This question was asked before, but none of them received a definitive answer, and I tried to collect all the information I found here. Feel free to merge / switch to another stackexchange site if necessary.
Here are the questions I found in connection with this:
The problem was originally posted as Sprint Sprinter Sprinter, but now it is listed as a problem with practice . It has also been ported to SPOJ .
Here is a description of the problem:
Here is the N-card shuffling algorithm:
1) Cards are divided into K equal piles.
2) The bottom N / K cards belong to heap 1 in the same order (so the bottom card of the starting heap is the bottom card of heap 1).
3) The following N / K cards from the bottom belong to heap 2, etc.
4) Now the top card of the shuffled heap is the top card of pile 1. The next card is the top card of piles 2, ..., the card Kth of the shuffled heap is the top> card of piles K. Then the (K + 1) -th card is a card , which is now at the top of pile 1, (K + 2) nd is the card that is now at the top of pile 2, etc.
For example, if N = 6 and K = 3, the order of the deck of cards "ABCDEF" (from top to bottom) during shuffling will be changed to "ECAFDB" once.
Given N and K, what is the minimum number of transfers required after the heap is returned to its original order?
Input: the first line contains the number of test cases T. The next T lines contain two integers N and K.
Output: output lines T, one for each test case containing the minimum required amount of shuffling. If the deck never returns to its original order, output -1.
Limitations:
- K is a factor of N.
- T <= 10000
- 2 <= K <= N <= 10 ^ 9
Spoiler warning - do not read below if you want to solve it yourself.
The problem can be translated as:
Find the number of times you need to complete a K-shaped (perfect) in-shuffle to restore a deck of N cards to its original order.
I decided two approaches to solving this problem. The first approach that came to mind was as follows:
- find the formula that, for a given position in the initial order, will create the next map the next position
- use the formula to determine the number of shuffles that each card takes from the first pile (n / k in size) to return to its original position.
- returns the smallest total multiple of the number of shuffles defined previously
The complexity of this solution is O (n / k + max_number_of_suhffles). Here is the actual implementation . The problem is that it exceeds the maximum time, so I started looking for a formula that would allow me to get the number in almost constant time.
The most that I could optimize here (for example, use some cards to cache calculated values in the same permutation cycle, etc.) was to pass the 3/10 interview test.
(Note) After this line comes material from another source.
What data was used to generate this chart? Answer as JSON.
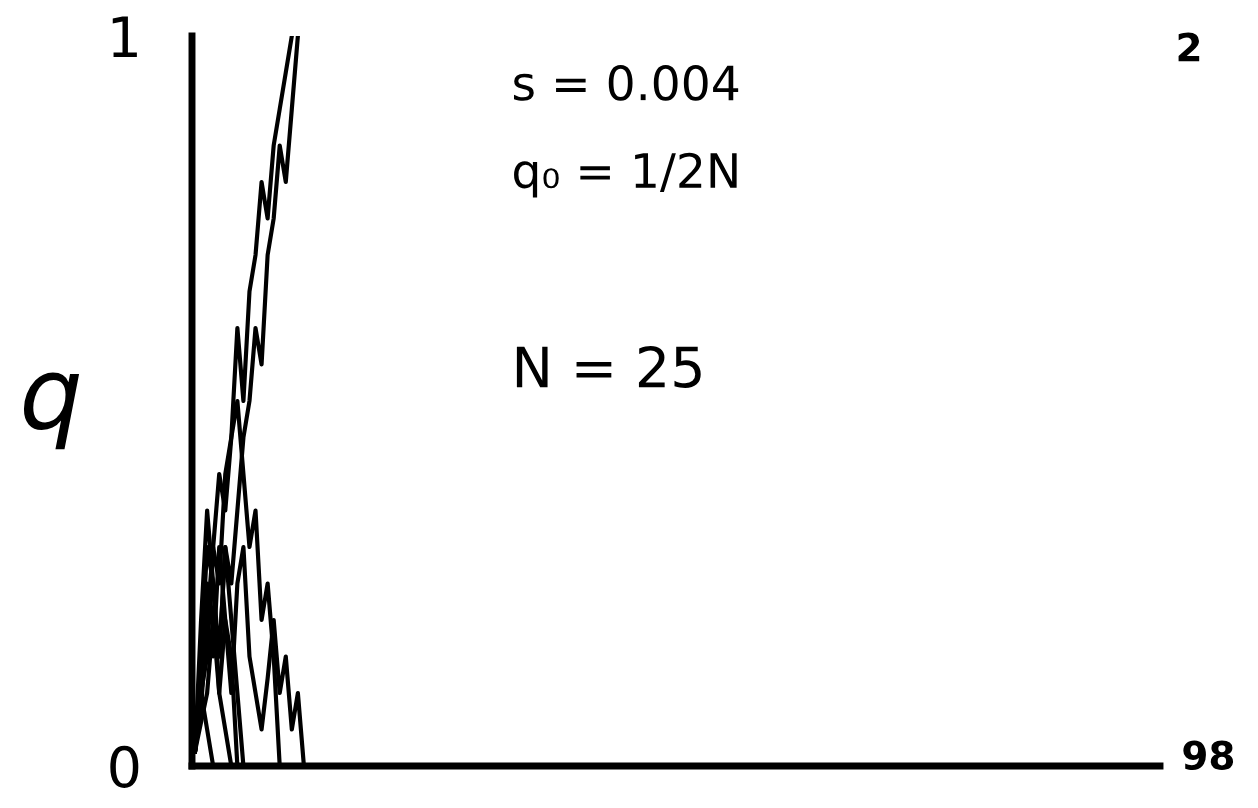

I found this implementation , which suggests that the amount of shuffling needed to return to its original state is the multiplicative order of K relative to N + 1. From the wiki:
As a consequence of Lagrange theorem, ordn(a) always divides φ(n).
φ (n) is the Euler tolerance function , ordn is the order of the groups - what we are looking for. I found this article that uses φ to calculate the number of shuffles, but this is only for 2-way in-shuffle, not k-way.
Here are the steps for this implementation:
- pre-computed list of primes <100,000
- calculated
φ(N+1) from its simple factors. - defined all factors
φ(N + 1) , combining its prime factors in all possible ways. - tried each factor in turn and got the smallest of them,
x , which checks k ^ x % N + 1 = 1
This implementation is also hosted on GitHub .
This works very fast, but the automatic grader gives me the “wrong answer” for 9 out of 10 tests, both in SPOJ and in the interview.
I tried to compare the result of two implementations, but for the test boxes I entered (known result and random), the two implementations always output the same thing. This is strange, since I am sure that the first algorithm is correct, I assume that the second should also be.
The “incorrect answer” classification may occur due to a code runtime error, but nothing jumps out as a possible reason for this.
I did not take into account the case when no number shuffling can return the deck to its original state - I understand that this is impossible. The final number of perfect shuffles will ultimately restore the original order, although the number of shuffles can be really high.
If you took the time to read this, thanks. :) I'm curious about the problem, I would like it to be resolved.